На высоченном холме, воздвигнутом ещё Валдайским ледником, вижу образ часовенки-птицы, в полёте своём будто рассекающей ненастные облака…
Внизу –
деревенька в форме подковы, чёрные от
смолы лодки на берегу живописного
таёжного озера. А до горизонта –
бескрайний водный простор со множеством
островков и заливов, по‑местному
называемых «лахтами», полные тайн
священные рощи, часовенки и обетные
кресты, да крохотные деревушки с
наполовину заколоченными домами. Везде
и всюду реликтовая Русь!
Как‑то
здесь на недельку остановился у деда
Макара и бабы Зои в домике подле той
самой часовенки на угоре. Приютившие
меня сильно глуховатые старики говорили
меж собою громко, словно на повышенных
тонах. А жили они душа в душу не менее
полувека, а с непривычки могло показаться,
что были в нескончаемой ссоре. И вот
ночью из‑за загородки слышу, как
хозяева громко, на весь‑то дом
«шепчутся» меж собой:
– Дед, а
дед, что так долго бродишь ночами?
– Да на
звёзды глядел подле нашей часовни
Николенки…
– Что, в
своей жизни не нагляделся? Давно пора
спать!
– Кассиопея
нынче ой как видна!
– Так она
же померла в прошлом году…
– Ты всё
позабыла-перепутала: Капитолина ведь
померла! То дела земные, а я тебе… о
Кассиопее созвездии говорю!
– А-а-а! Как
выглядит‑то? Что в ней хорошего?

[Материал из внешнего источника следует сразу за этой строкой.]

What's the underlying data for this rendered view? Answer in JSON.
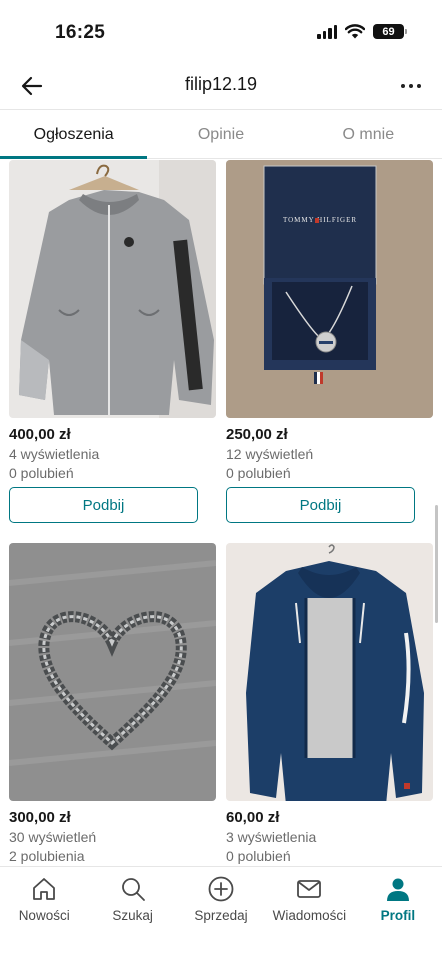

На
что хоть похожа?
– Похожа
она на меха моей гармошки или на зубья
акулы, что по «телику» тебе Сенкевич в
«Клубе кинопутешественников» намедни
казал! Короче – походит на два зуба моей
ножовки-пилы. Тебе всё понятно?
В тёмной избе
лишь на малое время воцарилось спокойствие.
Только «ходики» – настенные часы в виде
кошачьей мордочки с большими туда-сюда
движущимися глазами – глухо тикали в
ночи… Тут баба Зоя вновь принялась за
своё. Начала второй акт ночного спектакля…
– А
постоялец‑то наш, как и ты, Макар, по
ночам тоже не спит. Всё бродит с аппаратом
по лесам и лугам. Что за работа такая –
никак не пойму?
Дед Макар
тему Зои не поддержал, не стал попусту
наговаривать и сразу «пластинку» сменил.
Продолжил, но совсем о другом, наболевшем:
– Слышь,
Зой, а Никольская часовня совсем
прохудилась. Нынче в две дыры на главке
даже Луну углядел! Непорядок: «часовенка
с глазами» у нас получилась.Скособочилась,
того и гляди раскатается по брёвнышкам
да и рухнет на деревню с этакой высоты.
Да кого‑либо ещё пришибёт. Негоже
это, не по‑Божески! Воссоздать её –
работа немалая, неподъёмная, и нашей
деревеньке не осилить, не потянуть. Не
те ныне мастера и силы уже не те…
Баба Зоя за
загородкой в ночи призадумалась, взяла
паузу, как это делала по «телику» её
любимая актриса Вия Артмане. Потом
ответила, да всё по делу, по существу.
Разложила, как говорится, «по полочкам»,
в двух-трёх словах набросала пути
разрешения этой проблемы:
– Макар, и
то правда – настоящая срамота. А ты
возьми и поставь этот вопрос утром на
сельсовете. Ведь на стене у алтаря чёрным
по белому писано и крепко прибито:
«Народное достояние». Может, всеми‑то
возьмёмся и осилим? Достояние же».
В ту самую
ночь и я был на лугу у Никольской часовни.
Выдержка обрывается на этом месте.